Il existe des exemples similaires dans tous les secteurs. Les entreprises traditionnelles du secteur de l'énergie investissent dans des pratiques durables afin de garantir les flux de trésorerie futurs en prévision d’une hausse des bénéfices et du durcissement des réglementations. Dans d'autres secteurs, le récent engouement pour l'intelligence artificielle a favorisé les plans de dépenses visant à intégrer l'intelligence artificielle dans les modèles économiques, et la nécessité de construire le réseau électrique européen a mis l'accent sur les centres de données et les réseaux. Les opportunités sont significatives et d’une portée considérable.
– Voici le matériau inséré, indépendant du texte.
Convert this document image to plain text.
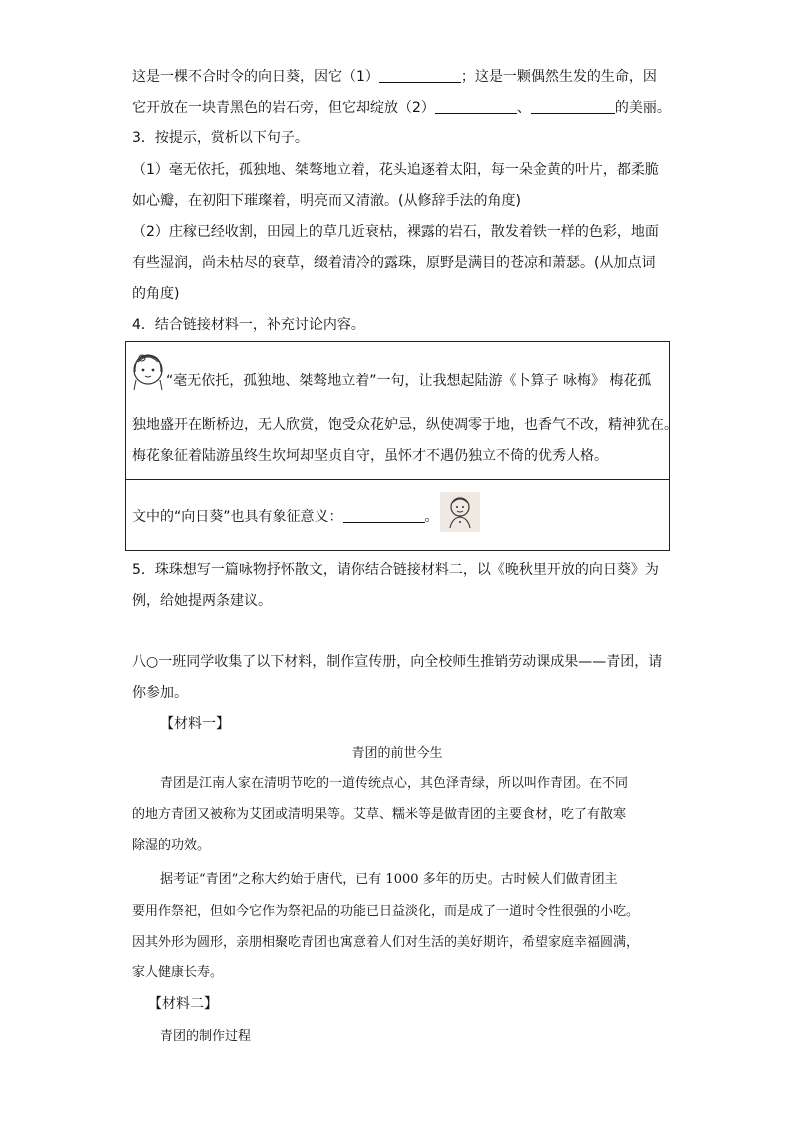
这是一棵不合时令的向日葵，因它（1）	；这是一颗偶然生发的生命，因
它开放在一块青黑色的岩石旁，但它却绽放（2）	、	的美丽。
3．按提示，赏析以下句子。
（1）毫无依托，孤独地、桀骜地立着，花头追逐着太阳，每一朵金黄的叶片，都柔脆
如心瓣，在初阳下璀璨着，明亮而又清澈。(从修辞手法的角度)
（2）庄稼已经收割，田园上的草几近衰枯，裸露的岩石，散发着铁一样的色彩，地面
有些湿润，尚未枯尽的衰草，缀着清冷的露珠，原野是满目的苍凉和萧瑟。(从加点词
的角度)
4．结合链接材料一，补充讨论内容。
“毫无依托，孤独地、桀骜地立着”一句，让我想起陆游《卜算子 咏梅》 梅花孤
独地盛开在断桥边，无人欣赏，饱受众花妒忌，纵使凋零于地，也香气不改，精神犹在。
梅花象征着陆游虽终生坎坷却坚贞自守，虽怀才不遇仍独立不倚的优秀人格。
文中的“向日葵”也具有象征意义：	。
5．珠珠想写一篇咏物抒怀散文，请你结合链接材料二，以《晚秋里开放的向日葵》为
例，给她提两条建议。
八○一班同学收集了以下材料，制作宣传册，向全校师生推销劳动课成果——青团，请
你参加。
【材料一】
青团的前世今生
青团是江南人家在清明节吃的一道传统点心，其色泽青绿，所以叫作青团。在不同
的地方青团又被称为艾团或清明果等。艾草、糯米等是做青团的主要食材，吃了有散寒
除湿的功效。
据考证“青团”之称大约始于唐代，已有 1000 多年的历史。古时候人们做青团主
要用作祭祀，但如今它作为祭祀品的功能已日益淡化，而是成了一道时令性很强的小吃。
因其外形为圆形，亲朋相聚吃青团也寓意着人们对生活的美好期许，希望家庭幸福圆满，
家人健康长寿。
【材料二】
青团的制作过程
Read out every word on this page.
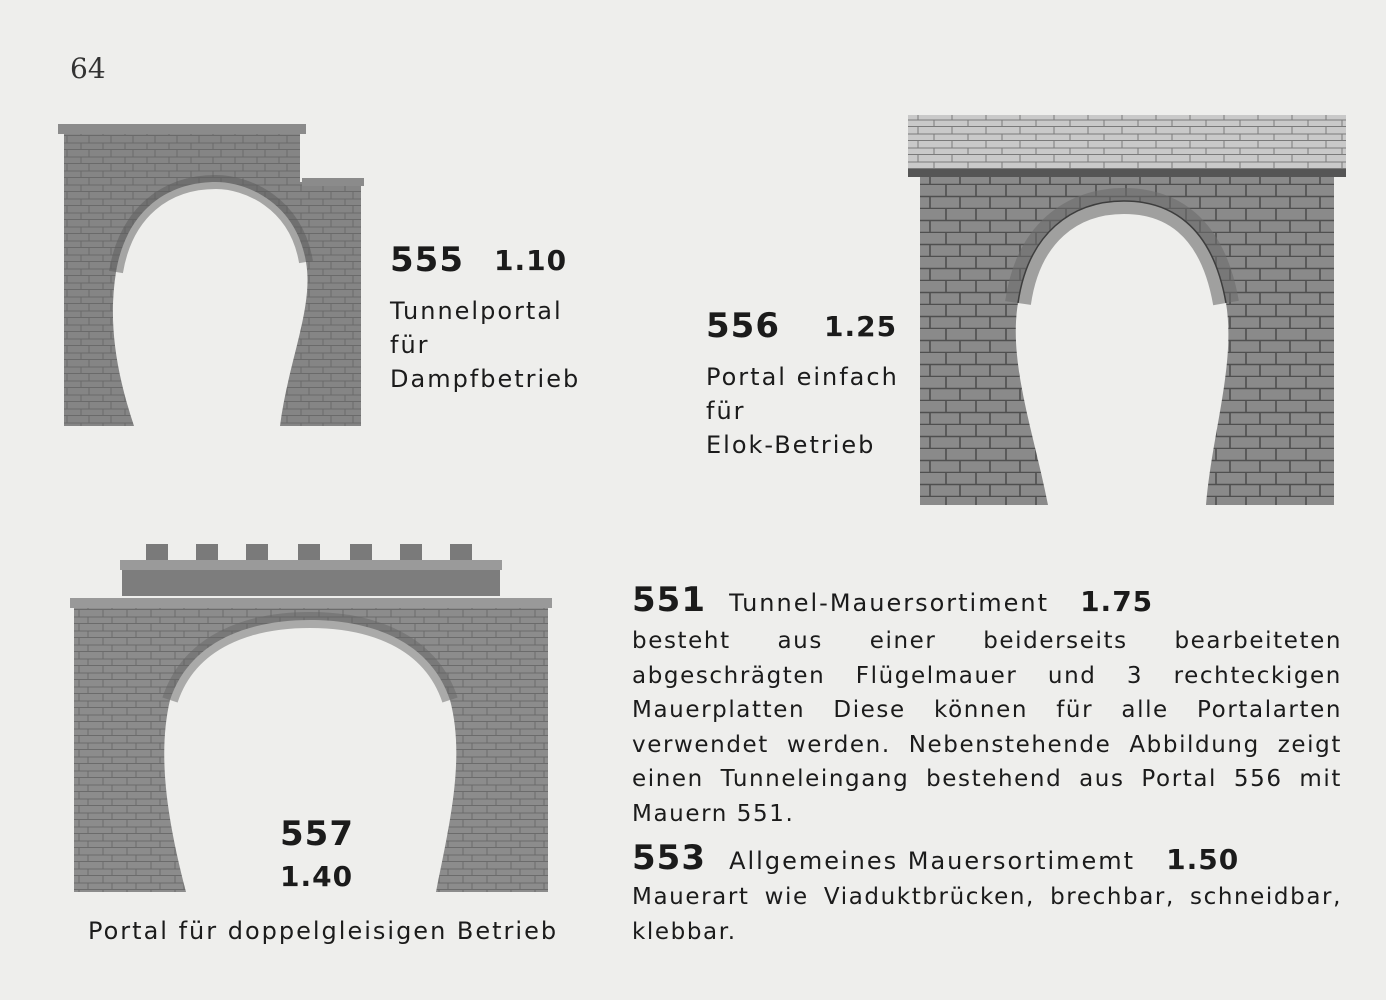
64
555 1.10
Tunnelportal
für
Dampfbetrieb
556 1.25
Portal einfach
für
Elok-Betrieb
557
1.40
Portal für doppelgleisigen Betrieb
551 Tunnel-Mauersortiment 1.75

besteht aus einer beiderseits bearbeiteten abgeschrägten Flügelmauer und 3 rechteckigen Mauerplatten Diese können für alle Portalarten verwendet werden. Nebenstehende Abbildung zeigt einen Tunneleingang bestehend aus Portal 556 mit Mauern 551.

553 Allgemeines Mauersortimemt 1.50

Mauerart wie Viaduktbrücken, brechbar, schneidbar, klebbar.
Quelle est la meilleure façon d'investir dans la transition énergétique mondiale ?
Il existe plusieurs façons de s'exposer à ces tendances, et nous estimons qu'il est aujourd'hui opportun d'envisager de les intégrer à votre portefeuille. Nos Perspectives 2023 soulignaient l'importance d'identifier et d'investir dans les leaders du prochain cycle. Nous restons convaincus qu'il faut « pister les dépenses d'investissement ».
Nous avons récemment mené une enquête lors de nos roadshows consacrés à l'investissement et avons constaté que plus de 60 % de nos clients européens estiment qu'une nouvelle ère de démondialisation et de décarbonation représente une formidable opportunité. Toutefois, la plupart d'entre eux sont encore sous-exposés à ces thèmes, en grande partie du fait de la sous-représentation des valeurs de l'économie réelle dans les indices d’actions traditionnels (graphique 2).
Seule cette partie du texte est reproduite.